Intervention de Olivier Véran

Séance en hémicycle du mercredi 2 décembre 2020 à 15h00
Amélioration du système de santé par la confiance et la simplification — Article 10

Olivier Véran, ministre des solidarités et de la santé :

Prenons un cas pratique : du fait d'un arrêt dans son équipe un jeudi, un directeur d'hôpital se retrouve sans anesthésiste pour le bloc opératoire le samedi suivant. Il appelle alors une agence d'intérim ou un médecin anesthésiste qui fait partie de son réseau, celui-ci ayant déjà travaillé dans l'hôpital dans le cadre d'une mission d'intérim ou d'un contrat de gré à gré. L'agence lui répond qu'elle peut lui trouver un anesthésiste pour le samedi, mais que cela lui coûtera 3 000 euros pour vingt-quatre heures.

S'il n'a vraiment pas le choix, le directeur donnera son accord, bien que la loi le lui interdise, puisqu'elle plafonne la rémunération à environ 1 300 euros. Le directeur se mettra donc hors la loi, mais le service tournera. Au pire, il se fera taper sur les doigts par le comptable ou par la chambre régionale des comptes, mais il sera trop tard. Quant à l'agence d'intérim et au médecin intérimaire, ils seront tranquilles, car ils sauront que le directeur paiera.

Avec la disposition prévue à l'article 10, en revanche, l'agence d'intérim et le médecin intérimaire auront beau demander 3 000 euros, le paiement sera bloqué, même si le directeur a donné son accord.
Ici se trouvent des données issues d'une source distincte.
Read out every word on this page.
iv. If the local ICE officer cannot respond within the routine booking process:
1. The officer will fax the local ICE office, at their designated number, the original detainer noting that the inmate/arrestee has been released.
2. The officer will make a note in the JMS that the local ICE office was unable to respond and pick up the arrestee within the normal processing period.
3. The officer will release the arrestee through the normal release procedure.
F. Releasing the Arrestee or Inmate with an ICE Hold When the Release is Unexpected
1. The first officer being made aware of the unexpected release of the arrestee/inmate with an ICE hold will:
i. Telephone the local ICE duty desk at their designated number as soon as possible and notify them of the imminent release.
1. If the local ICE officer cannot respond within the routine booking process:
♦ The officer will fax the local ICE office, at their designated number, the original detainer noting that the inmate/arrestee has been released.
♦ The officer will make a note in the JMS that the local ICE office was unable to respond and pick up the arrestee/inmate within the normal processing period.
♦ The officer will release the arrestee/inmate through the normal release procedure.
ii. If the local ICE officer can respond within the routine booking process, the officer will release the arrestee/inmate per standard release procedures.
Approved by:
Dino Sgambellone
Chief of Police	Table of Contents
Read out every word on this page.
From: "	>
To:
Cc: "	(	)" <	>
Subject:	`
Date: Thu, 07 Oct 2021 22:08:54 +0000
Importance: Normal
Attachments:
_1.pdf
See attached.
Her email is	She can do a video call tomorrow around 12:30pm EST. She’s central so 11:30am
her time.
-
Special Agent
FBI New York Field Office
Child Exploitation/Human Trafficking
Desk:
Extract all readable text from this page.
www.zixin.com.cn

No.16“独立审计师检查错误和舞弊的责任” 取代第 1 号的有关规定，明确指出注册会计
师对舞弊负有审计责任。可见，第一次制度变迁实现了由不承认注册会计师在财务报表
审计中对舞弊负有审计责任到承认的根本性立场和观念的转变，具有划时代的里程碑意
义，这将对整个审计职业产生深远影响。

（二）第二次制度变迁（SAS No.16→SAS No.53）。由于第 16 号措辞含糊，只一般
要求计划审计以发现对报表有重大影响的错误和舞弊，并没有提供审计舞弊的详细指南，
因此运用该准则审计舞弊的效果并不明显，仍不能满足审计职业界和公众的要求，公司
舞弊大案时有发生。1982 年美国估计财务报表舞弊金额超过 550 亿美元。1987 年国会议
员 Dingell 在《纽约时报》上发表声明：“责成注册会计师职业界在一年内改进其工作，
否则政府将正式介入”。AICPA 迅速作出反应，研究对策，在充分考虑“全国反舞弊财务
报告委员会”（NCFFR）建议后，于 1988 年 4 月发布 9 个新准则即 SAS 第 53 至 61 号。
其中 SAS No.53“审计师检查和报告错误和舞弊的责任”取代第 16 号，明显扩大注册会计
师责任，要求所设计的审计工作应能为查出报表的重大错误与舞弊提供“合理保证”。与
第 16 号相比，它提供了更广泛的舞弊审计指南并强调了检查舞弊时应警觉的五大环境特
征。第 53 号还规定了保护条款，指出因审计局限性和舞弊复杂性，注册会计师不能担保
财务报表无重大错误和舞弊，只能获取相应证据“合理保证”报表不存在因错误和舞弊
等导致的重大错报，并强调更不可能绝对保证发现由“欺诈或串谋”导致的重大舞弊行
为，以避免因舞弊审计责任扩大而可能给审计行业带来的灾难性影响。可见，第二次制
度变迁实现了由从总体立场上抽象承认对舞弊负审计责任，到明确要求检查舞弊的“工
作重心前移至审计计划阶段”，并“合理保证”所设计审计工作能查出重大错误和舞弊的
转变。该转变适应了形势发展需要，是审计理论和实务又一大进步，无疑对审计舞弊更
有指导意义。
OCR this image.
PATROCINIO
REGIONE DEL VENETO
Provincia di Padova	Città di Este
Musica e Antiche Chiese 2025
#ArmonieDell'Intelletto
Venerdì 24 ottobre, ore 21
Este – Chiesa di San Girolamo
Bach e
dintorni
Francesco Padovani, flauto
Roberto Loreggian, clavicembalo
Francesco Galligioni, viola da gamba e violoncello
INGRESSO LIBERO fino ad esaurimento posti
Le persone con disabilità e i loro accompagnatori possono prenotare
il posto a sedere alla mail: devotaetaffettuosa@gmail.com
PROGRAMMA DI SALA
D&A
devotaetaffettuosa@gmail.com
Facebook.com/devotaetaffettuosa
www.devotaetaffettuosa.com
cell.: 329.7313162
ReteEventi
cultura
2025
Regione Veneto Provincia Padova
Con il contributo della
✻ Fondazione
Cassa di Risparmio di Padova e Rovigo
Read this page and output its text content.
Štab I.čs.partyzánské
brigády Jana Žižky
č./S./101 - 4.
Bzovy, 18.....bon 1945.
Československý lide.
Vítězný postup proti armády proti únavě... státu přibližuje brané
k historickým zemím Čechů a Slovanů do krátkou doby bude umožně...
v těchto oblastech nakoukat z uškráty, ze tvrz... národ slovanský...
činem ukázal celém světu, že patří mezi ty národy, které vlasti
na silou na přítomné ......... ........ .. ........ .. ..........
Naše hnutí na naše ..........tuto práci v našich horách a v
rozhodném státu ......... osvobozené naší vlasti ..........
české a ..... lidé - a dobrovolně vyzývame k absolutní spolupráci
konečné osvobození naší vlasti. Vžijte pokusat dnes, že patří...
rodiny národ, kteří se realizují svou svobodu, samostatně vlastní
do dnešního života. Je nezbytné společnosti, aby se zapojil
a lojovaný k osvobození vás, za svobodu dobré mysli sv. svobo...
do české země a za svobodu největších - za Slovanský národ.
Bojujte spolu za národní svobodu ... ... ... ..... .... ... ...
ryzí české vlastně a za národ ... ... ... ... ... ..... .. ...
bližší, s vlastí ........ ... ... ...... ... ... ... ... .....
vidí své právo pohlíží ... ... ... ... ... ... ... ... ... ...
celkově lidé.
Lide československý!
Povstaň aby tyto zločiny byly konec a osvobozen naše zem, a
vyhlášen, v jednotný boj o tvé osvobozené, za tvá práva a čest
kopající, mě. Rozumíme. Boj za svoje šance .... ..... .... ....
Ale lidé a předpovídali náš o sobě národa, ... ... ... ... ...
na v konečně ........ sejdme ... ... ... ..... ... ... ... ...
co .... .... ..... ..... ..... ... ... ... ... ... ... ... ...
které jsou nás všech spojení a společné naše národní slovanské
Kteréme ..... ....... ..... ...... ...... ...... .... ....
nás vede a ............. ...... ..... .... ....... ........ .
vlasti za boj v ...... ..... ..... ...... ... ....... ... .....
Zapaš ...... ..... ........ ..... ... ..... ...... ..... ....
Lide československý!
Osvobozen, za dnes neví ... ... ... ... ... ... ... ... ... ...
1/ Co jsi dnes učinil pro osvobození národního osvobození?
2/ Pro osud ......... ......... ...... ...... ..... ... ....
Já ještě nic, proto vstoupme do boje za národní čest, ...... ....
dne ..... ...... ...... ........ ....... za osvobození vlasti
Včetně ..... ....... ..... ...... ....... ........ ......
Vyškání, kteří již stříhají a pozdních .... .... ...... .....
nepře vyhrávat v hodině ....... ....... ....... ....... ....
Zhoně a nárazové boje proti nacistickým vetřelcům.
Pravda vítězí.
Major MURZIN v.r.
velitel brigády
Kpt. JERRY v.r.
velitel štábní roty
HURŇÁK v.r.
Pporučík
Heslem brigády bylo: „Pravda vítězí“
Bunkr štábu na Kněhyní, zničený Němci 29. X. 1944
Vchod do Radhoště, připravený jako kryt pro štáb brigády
La loi s'appliquera sur tout le territoire national, la règle sera la même pour tous : personne ne pourra être payé 3 000 euros pour vingt-quatre heures. Le comptable rappellera les termes de la loi au directeur d'hôpital et l'autorisera à verser au maximum 1 300 euros au médecin intérimaire, conformément à la loi.

Votre amendement, monsieur Door, permettrait au médecin intérimaire de répondre au directeur d'hôpital : débrouillez-vous, appelez le directeur général de l'ARS et dites-lui que, si vous ne me payez pas 3 000 euros, je ne viens pas. Dans ce cas, autant ne pas voter l'article 10 ! Cela reviendrait en effet à transférer la responsabilité du directeur d'hôpital au directeur général de l'ARS, lequel devrait décider d'accorder ou non une dérogation pour une pratique scandaleuse. Et le directeur d'hôpital pourrait répondre au médecin intérimaire : je m'arrangerai plus tard avec le directeur général de l'ARS…

Tant qu'il y aura, sur le territoire national, des établissements de santé qui continueront à déroger à la loi – parce qu'ils n'ont pas le choix, qu'ils ont le couteau sous la gorge ou la corde au cou… – , les médecins intérimaires se feront payer. Tel était bien le message adressé en substance par les médecins intérimaires qui ont organisé un mouvement de boycott il y a un an et demi : nous nous en fichons, nous n'allons plus travailler dans les hôpitaux qui respectent la loi ; nous allons travailler dans les autres, qui ne la respectent pas.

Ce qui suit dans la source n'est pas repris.